Many Republicans engaged in soul-searching after the bruising defeat – among Latino voters, in particular – in the 2012 presidential election. President Obama got 71 percent of the Latino vote; his GOP challenger, former Massachusetts Gov. Mitt Romney, received 27 percent.

Many observers blamed the poor performance among Latino voters on comments that Romney and other Republicans made during the campaign that many Latinos perceived as insensitive or offensive to them.

They included hard-line positions on immigration, such as support for “self-deportation,” where undocumented immigrants would find life in the United States so difficult they would just leave on their own.

But the anti-Latino image many perceived in the GOP went beyond Romney. Many of the Republicans candidates struck a hard-line tone during the GOP primaries on immigration and other issues that Latinos said they followed, even if those issues did not directly affect their lives.

“Certainly ‘boots on the ground’ are helpful in any community that a political party hopes to court,” Cal Jillson, professor of political science at Southern Methodist University, told Fox News Latino. “But the outreach effort has to support and reflect the party and candidates issue positions and messages.”

Last year, the RNC said it was stepping up the Latino outreach by hiring people focused on courting the community in various key states. The party conceded that Democrats long had made a better grassroots effort at communicating with Latino voters.

But last year’s efforts ended after the election, noted Korn. This time, she said, the RNC is looking at states that are experiencing some of the largest rates of Hispanic growth in the nation, and developing an approach that involves working with state GOP parties and making sure that local GOP elected officials and candidates make connections with Latino voters.

In New Jersey, for example, where the Latino population is projected to grow from its present 18 percent to 30 percent in 2040, the RNC outreach staff will be focused on Gov. Chris Christie's 2014 re-election race.

“We want to make sure they are going to Latino events and that they have a relationship with the community in a real way,” Korn said.

As occurred in the “Viva Bush” campaign, the new outreach will closely track its effectiveness, she noted.

“In 2004, we had 29,000 Hispanic volunteers who went into the communities, went door to door, and then every week we’d look at the metrics,” Korn said. “We would track what voters were telling the volunteers and staff, what they were saying about George Bush, what they were saying about what would make them vote, and that helped make our get-out-the-vote effort very strong.”
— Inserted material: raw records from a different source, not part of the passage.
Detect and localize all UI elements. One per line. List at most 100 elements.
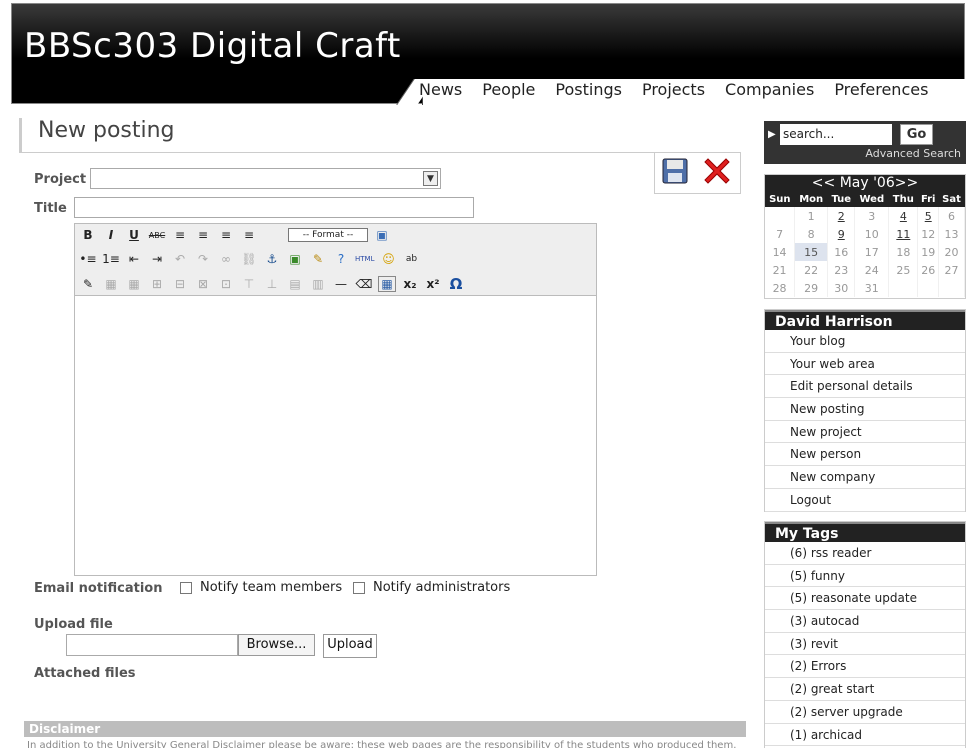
user-menu-item[interactable]: Edit personal details — [765, 375, 965, 399]
emoticon-icon[interactable]: ☺ — [379, 252, 397, 266]
rich-text-editor[interactable]: B I U ABC ≡ ≡ ≡ ≡ -- Format -- ▣ •≡ 1≡ ⇤… — [74, 223, 597, 576]
outdent-icon[interactable]: ⇤ — [125, 252, 143, 266]
nav-preferences[interactable]: Preferences — [834, 80, 928, 99]
file-path-input[interactable] — [66, 634, 238, 656]
user-menu-item[interactable]: New person — [765, 443, 965, 467]
format-select[interactable]: -- Format -- — [288, 228, 368, 242]
delete-row-icon[interactable]: ⊠ — [194, 277, 212, 291]
redo-icon[interactable]: ↷ — [194, 252, 212, 266]
insert-col-before-icon[interactable]: ⊡ — [217, 277, 235, 291]
horizontal-rule-icon[interactable]: — — [332, 277, 350, 291]
tag-item[interactable]: (6) rss reader — [765, 542, 965, 565]
project-select[interactable]: ▼ — [90, 168, 441, 189]
upload-button[interactable]: Upload — [323, 634, 377, 658]
calendar-day[interactable]: 11 — [888, 225, 919, 243]
numbered-list-icon[interactable]: 1≡ — [102, 252, 120, 266]
calendar-day-header: Mon — [794, 192, 828, 207]
tag-item[interactable]: (2) great start — [765, 678, 965, 701]
subscript-icon[interactable]: x₂ — [401, 277, 419, 291]
bullet-list-icon[interactable]: •≡ — [79, 252, 97, 266]
calendar-title[interactable]: << May '06>> — [765, 175, 965, 192]
play-icon: ▶ — [768, 129, 776, 140]
insert-row-after-icon[interactable]: ⊟ — [171, 277, 189, 291]
user-menu-item[interactable]: Your blog — [765, 330, 965, 353]
nav-postings[interactable]: Postings — [555, 80, 622, 99]
tag-item[interactable]: (5) reasonate update — [765, 587, 965, 611]
edit-icon[interactable]: ✎ — [79, 277, 97, 291]
html-icon[interactable]: HTML — [355, 255, 374, 263]
calendar-day[interactable]: 9 — [827, 225, 856, 243]
toolbar-row-1: B I U ABC ≡ ≡ ≡ ≡ -- Format -- ▣ — [79, 228, 391, 242]
nav-companies[interactable]: Companies — [725, 80, 814, 99]
notify-team-checkbox[interactable] — [180, 581, 192, 594]
image-icon[interactable]: ▣ — [286, 252, 304, 266]
align-left-icon[interactable]: ≡ — [171, 228, 189, 242]
tag-item[interactable]: (2) server upgrade — [765, 701, 965, 724]
delete-col-icon[interactable]: ⊥ — [263, 277, 281, 291]
table-icon[interactable]: ▦ — [378, 276, 396, 292]
eraser-icon[interactable]: ⌫ — [355, 277, 373, 291]
link-icon[interactable]: ∞ — [217, 252, 235, 266]
user-menu-item[interactable]: New project — [765, 421, 965, 444]
calendar-week: 21 22 23 24 25 26 27 — [765, 261, 965, 279]
insert-row-before-icon[interactable]: ⊞ — [148, 277, 166, 291]
table-row-props-icon[interactable]: ▦ — [102, 277, 120, 291]
calendar-day[interactable]: 2 — [827, 207, 856, 225]
calendar-day[interactable]: 5 — [917, 207, 940, 225]
insert-col-after-icon[interactable]: ⊤ — [240, 277, 258, 291]
nav-projects[interactable]: Projects — [642, 80, 705, 99]
site-title[interactable]: BBSc303 Digital Craft — [24, 26, 401, 66]
superscript-icon[interactable]: x² — [424, 277, 442, 291]
title-input[interactable] — [74, 197, 474, 218]
calendar-day-header: Sun — [765, 192, 795, 207]
calendar-day: 26 — [917, 261, 940, 279]
user-menu-item[interactable]: New posting — [765, 398, 965, 421]
special-char-icon[interactable]: Ω — [447, 275, 465, 293]
spellcheck-icon[interactable]: ab — [402, 254, 420, 264]
bold-button[interactable]: B — [79, 228, 97, 242]
merge-cells-icon[interactable]: ▥ — [309, 277, 327, 291]
tag-item[interactable]: (1) archicad — [765, 724, 965, 747]
align-justify-icon[interactable]: ≡ — [240, 228, 258, 242]
calendar-day: 12 — [917, 225, 940, 243]
user-menu-item[interactable]: Logout — [765, 489, 965, 512]
chevron-down-icon[interactable]: ▼ — [423, 171, 438, 186]
align-right-icon[interactable]: ≡ — [217, 228, 235, 242]
tag-item[interactable]: (2) Errors — [765, 655, 965, 679]
calendar-day: 6 — [938, 207, 965, 225]
close-icon[interactable] — [701, 155, 733, 191]
nav-people[interactable]: People — [482, 80, 535, 99]
email-notification-label: Email notification — [34, 581, 163, 596]
editor-toolbar: B I U ABC ≡ ≡ ≡ ≡ -- Format -- ▣ •≡ 1≡ ⇤… — [75, 224, 596, 296]
source-icon[interactable]: ▣ — [373, 228, 391, 242]
save-icon[interactable] — [662, 158, 688, 188]
user-menu-item[interactable]: New company — [765, 466, 965, 489]
calendar-day-header: Thu — [888, 192, 918, 207]
align-center-icon[interactable]: ≡ — [194, 228, 212, 242]
underline-button[interactable]: U — [125, 228, 143, 242]
strikethrough-button[interactable]: ABC — [148, 231, 166, 240]
advanced-search-link[interactable]: Advanced Search — [865, 147, 961, 160]
help-icon[interactable]: ? — [332, 252, 350, 266]
cleanup-icon[interactable]: ✎ — [309, 252, 327, 266]
tag-item[interactable]: (3) autocad — [765, 610, 965, 633]
table-cell-props-icon[interactable]: ▦ — [125, 277, 143, 291]
notify-admins-checkbox[interactable] — [353, 581, 365, 594]
undo-icon[interactable]: ↶ — [171, 252, 189, 266]
italic-button[interactable]: I — [102, 228, 120, 242]
go-button[interactable]: Go — [900, 124, 933, 145]
tags-panel: My Tags (6) rss reader (5) funny (5) reaso… — [764, 521, 966, 748]
nav-news[interactable]: News — [419, 80, 462, 99]
user-menu-item[interactable]: Your web area — [765, 353, 965, 376]
tag-item[interactable]: (5) funny — [765, 565, 965, 588]
indent-icon[interactable]: ⇥ — [148, 252, 166, 266]
calendar-day[interactable]: 4 — [888, 207, 919, 225]
unlink-icon[interactable]: ⛓ — [240, 252, 258, 266]
anchor-icon[interactable]: ⚓ — [263, 252, 281, 266]
split-cells-icon[interactable]: ▤ — [286, 277, 304, 291]
search-input[interactable]: search... — [780, 124, 892, 145]
user-menu: Your blog Your web area Edit personal deta… — [765, 330, 965, 512]
tag-item[interactable]: (3) revit — [765, 633, 965, 656]
browse-button[interactable]: Browse... — [238, 634, 315, 656]
calendar-week: 14 15 16 17 18 19 20 — [765, 243, 965, 261]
The aggressive, comprehensive push helped boost Latino voters support for Bush to 44 percent in 2004, from 35 percent in 2000.

The GOP's failure to attract more non-white voters has become more magnified as the nation's electorate grows more racially and ethnically diverse.

The RNC commissioned a 97-page post-election autopsy report this year, which acknowledged that the party has alienated some of the fastest-growing voter groups in the country: African-Americans, Hispanics and Asian-Americans. The party launched a project to spend $10 million on outreach to these voters.

Like Jillson, the Democratic National Committee said that Republicans must soften their positions on issues that are crucial to Latinos if their courtship of the population is to stand a chance of succeeding.

“They’re singularly focused on tactics and failing to address the underlying issues,” said Mike Czin, the DNC national press secretary. “They didn’t lose in 2012 because of a lack of outreach or resources, but because of their message.”

Republican conservatives, noted Czin, are impeding movement on an immigration reform bill in Congress, and fighting the Affordable Care Act, which Latinos overwhelmingly support in polls.

“Not only have not rectified their mistake,” Czin said, “they’ve taken massive steps backwards, with all voters, but particularly with the Hispanic community.”